His freshman-year roommate once told him about someone he grew up with, Chris, who was, at the time, a Sigma Chi brother at Cornell. He’d met a thick black girl one January night—Lena, a student at Ithaca College, he thought—in a pickup bar in town. She wore a bob cut, with shiny, waterproof hair, the sort that had been relaxed in an attempt to mimic the hair of other races. But in this respect it failed. It looked only like distressed African hair. She wore black skintight leggings, and a black blouse meant to be flowing that was instead packed tight with flesh. Her belly appeared to begin at her sternum and it rolled in waves down her front as she moved.

Chris showed up at the bar already loose from the four pints he’d had at the frat house, around the pool table. It was Sunday night and the bar was less than half full. He sat down, asking for a double Maker’s, one cube. Lena was three stools down talking with another black woman, this one of more common proportions. There was a moderately attractive white girl next to Lena, then an empty stool, then Chris. The girl reminded him just slightly of an ex, her small breasts pressed against a fitting wool sweater. He caught the ex’s eyes—they might as well have been—and nerves seemed to stir in her. A sense of possibility came over her face; he let it be for a minute, in small talk. He made it grow when he asked if she’d like to move down a stool. She did.

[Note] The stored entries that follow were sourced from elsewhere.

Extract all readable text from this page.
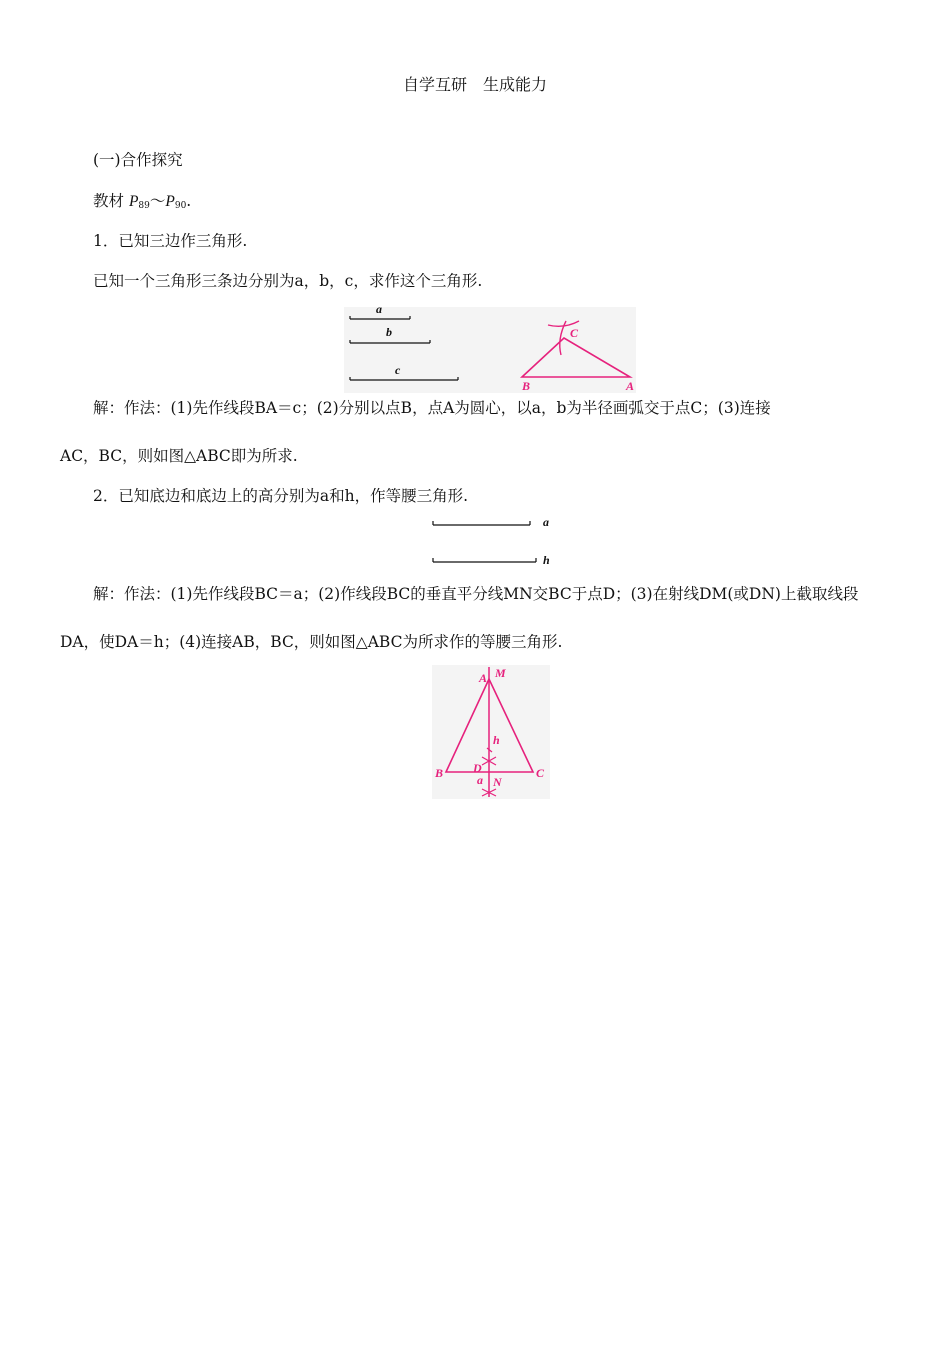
自学互研　生成能力
(一)合作探究
教材 $P_{89}\sim P_{90}$.
1．已知三边作三角形.
已知一个三角形三条边分别为a，b，c，求作这个三角形.
a
b
c
B	A
C
解：作法：(1)先作线段BA＝c；(2)分别以点B，点A为圆心，以a，b为半径画弧交于点C；(3)连接
AC，BC，则如图△ABC即为所求.
2．已知底边和底边上的高分别为a和h，作等腰三角形.
a
h
解：作法：(1)先作线段BC＝a；(2)作线段BC的垂直平分线MN交BC于点D；(3)在射线DM(或DN)上截取线段
DA，使DA＝h；(4)连接AB，BC，则如图△ABC为所求作的等腰三角形.
A M
h
D
a N
B	C
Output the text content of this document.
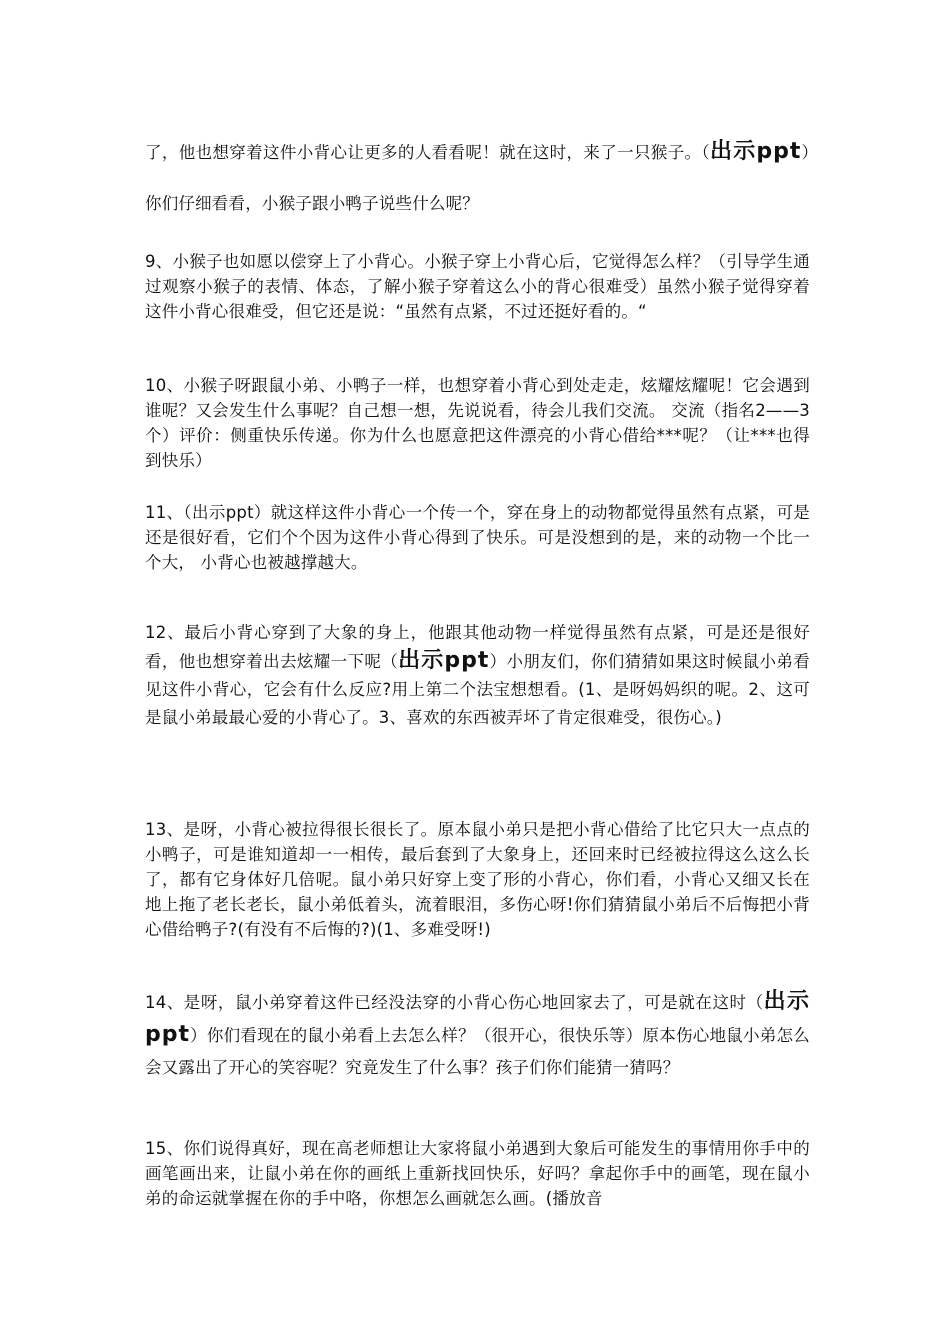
了，他也想穿着这件小背心让更多的人看看呢！就在这时，来了一只猴子。（出示ppt）你们仔细看看，小猴子跟小鸭子说些什么呢？

9、小猴子也如愿以偿穿上了小背心。小猴子穿上小背心后，它觉得怎么样？（引导学生通过观察小猴子的表情、体态，了解小猴子穿着这么小的背心很难受）虽然小猴子觉得穿着这件小背心很难受，但它还是说：“虽然有点紧，不过还挺好看的。“

10、小猴子呀跟鼠小弟、小鸭子一样，也想穿着小背心到处走走，炫耀炫耀呢！它会遇到谁呢？又会发生什么事呢？自己想一想，先说说看，待会儿我们交流。 交流（指名2——3个）评价：侧重快乐传递。你为什么也愿意把这件漂亮的小背心借给***呢？（让***也得到快乐）

11、（出示ppt）就这样这件小背心一个传一个，穿在身上的动物都觉得虽然有点紧，可是还是很好看，它们个个因为这件小背心得到了快乐。可是没想到的是，来的动物一个比一个大， 小背心也被越撑越大。

12、最后小背心穿到了大象的身上，他跟其他动物一样觉得虽然有点紧，可是还是很好看，他也想穿着出去炫耀一下呢（出示ppt）小朋友们，你们猜猜如果这时候鼠小弟看见这件小背心，它会有什么反应?用上第二个法宝想想看。(1、是呀妈妈织的呢。2、这可是鼠小弟最最心爱的小背心了。3、喜欢的东西被弄坏了肯定很难受，很伤心。)

13、是呀，小背心被拉得很长很长了。原本鼠小弟只是把小背心借给了比它只大一点点的小鸭子，可是谁知道却一一相传，最后套到了大象身上，还回来时已经被拉得这么这么长了，都有它身体好几倍呢。鼠小弟只好穿上变了形的小背心，你们看，小背心又细又长在地上拖了老长老长，鼠小弟低着头，流着眼泪，多伤心呀!你们猜猜鼠小弟后不后悔把小背心借给鸭子?(有没有不后悔的?)(1、多难受呀!)

14、是呀，鼠小弟穿着这件已经没法穿的小背心伤心地回家去了，可是就在这时（出示ppt）你们看现在的鼠小弟看上去怎么样？（很开心，很快乐等）原本伤心地鼠小弟怎么会又露出了开心的笑容呢？究竟发生了什么事？孩子们你们能猜一猜吗？

15、你们说得真好，现在高老师想让大家将鼠小弟遇到大象后可能发生的事情用你手中的画笔画出来，让鼠小弟在你的画纸上重新找回快乐，好吗？拿起你手中的画笔，现在鼠小弟的命运就掌握在你的手中咯，你想怎么画就怎么画。(播放音
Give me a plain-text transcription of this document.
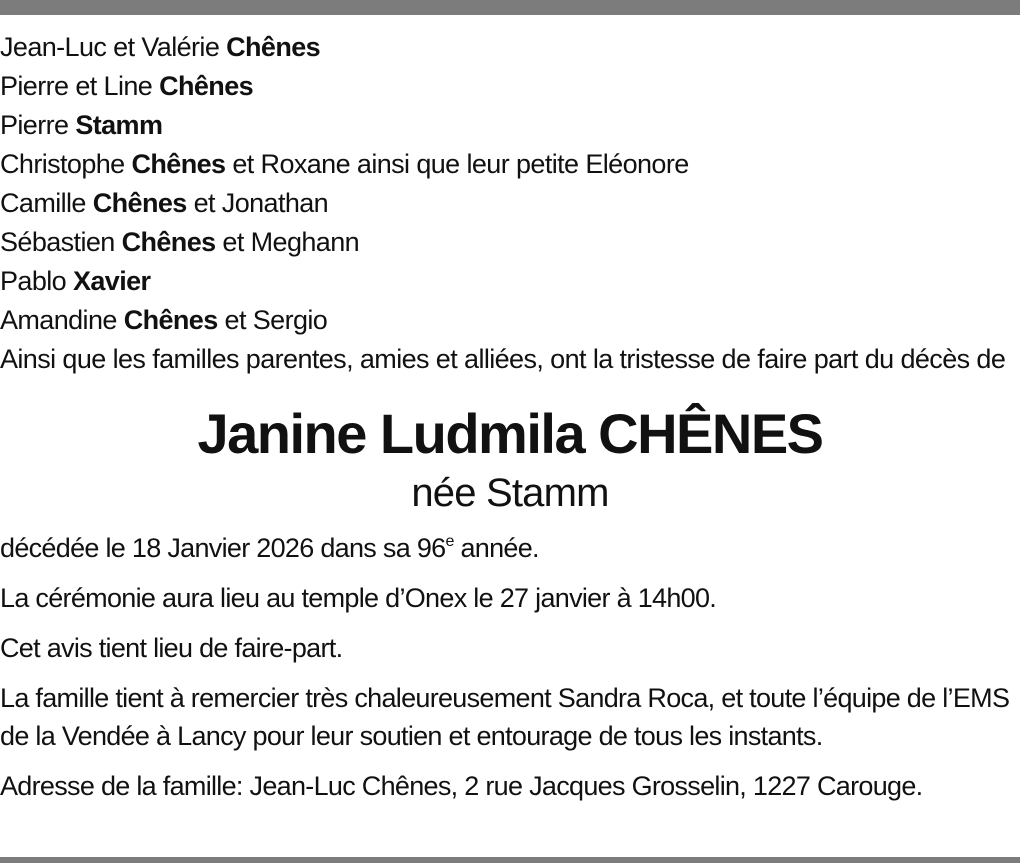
Jean-Luc et Valérie Chênes
Pierre et Line Chênes
Pierre Stamm
Christophe Chênes et Roxane ainsi que leur petite Eléonore
Camille Chênes et Jonathan
Sébastien Chênes et Meghann
Pablo Xavier
Amandine Chênes et Sergio

Ainsi que les familles parentes, amies et alliées, ont la tristesse de faire part du décès de

Janine Ludmila CHÊNES
née Stamm

décédée le 18 Janvier 2026 dans sa 96e année.

La cérémonie aura lieu au temple d’Onex le 27 janvier à 14h00.

Cet avis tient lieu de faire-part.

La famille tient à remercier très chaleureusement Sandra Roca, et toute l’équipe de l’EMS de la Vendée à Lancy pour leur soutien et entourage de tous les instants.

Adresse de la famille: Jean-Luc Chênes, 2 rue Jacques Grosselin, 1227 Carouge.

The bartender came to see if she could use a drink Chris would pay for. But as she ordered, he slipped around her, bourbon in hand, to the stool she’d vacated. He thanked her for moving and watched vague hopes seep from her face. Seamlessly he chatted up Lena. A few vodka spritzers, some talk about the formative influence of
Good Kid, M.A.A.D. City
on his life, and then outside, pushing past six-foot snowbanks on the narrow road. To an Ithaca dorm? No, turns out she’s not a student anywhere, just a townie. The fraternity was no place for her. So they made their way to her apartment at the base of the hill.

He watched Lena jiggle up the stairs from behind. The place was clean, it surprised him to see. But the materials were poor: linoleum, plywood, dollar-store spackling, wood-patterned plastic for the table, chairs in aluminum with vinyl cushions, and a couch upholstered in cloth only slightly smoother than burlap.

He thought of his ex as he pulled the clothes from her. The mess of rolling flesh made him smile. He pulled out his cock and pushed it between those heavy lips. Too much tooth. Can’t even suck a dick right. He reverse-fishhooked her with his thumbs, felt the grooves of her molars worn away by ten thousand Slim Jims. With his hands gripping her face, he wrenched open the jaws and pushed himself into the space he’d made. She gagged and tried to close it, but his thumbs were there. He carried on in her mouth this way until she began to froth. He rolled the woman over, told her to fold out the burlap couch. She said some words that didn’t interest him. He was more concerned with the two condom coins he’d pulled from his pocket, for double bagging. The diseases he imagined she had then were many, and the thought of each brought more blood to his groin. He finished his preparations and worked her over from behind. She rocked and rolled and the couch threatened to collapse, but he was determined to finish before the fall.

He did. But as he came, he gave her two sharp shots to the kidney, gripped his hands high above his head around the handle of an imaginary axe, and launched himself into the air with a roar. He brought his fists down on the stem of her neck, his full weight behind them. The metal struts of the couch seemed to crumple as her arms splayed out and she came down in stages under him.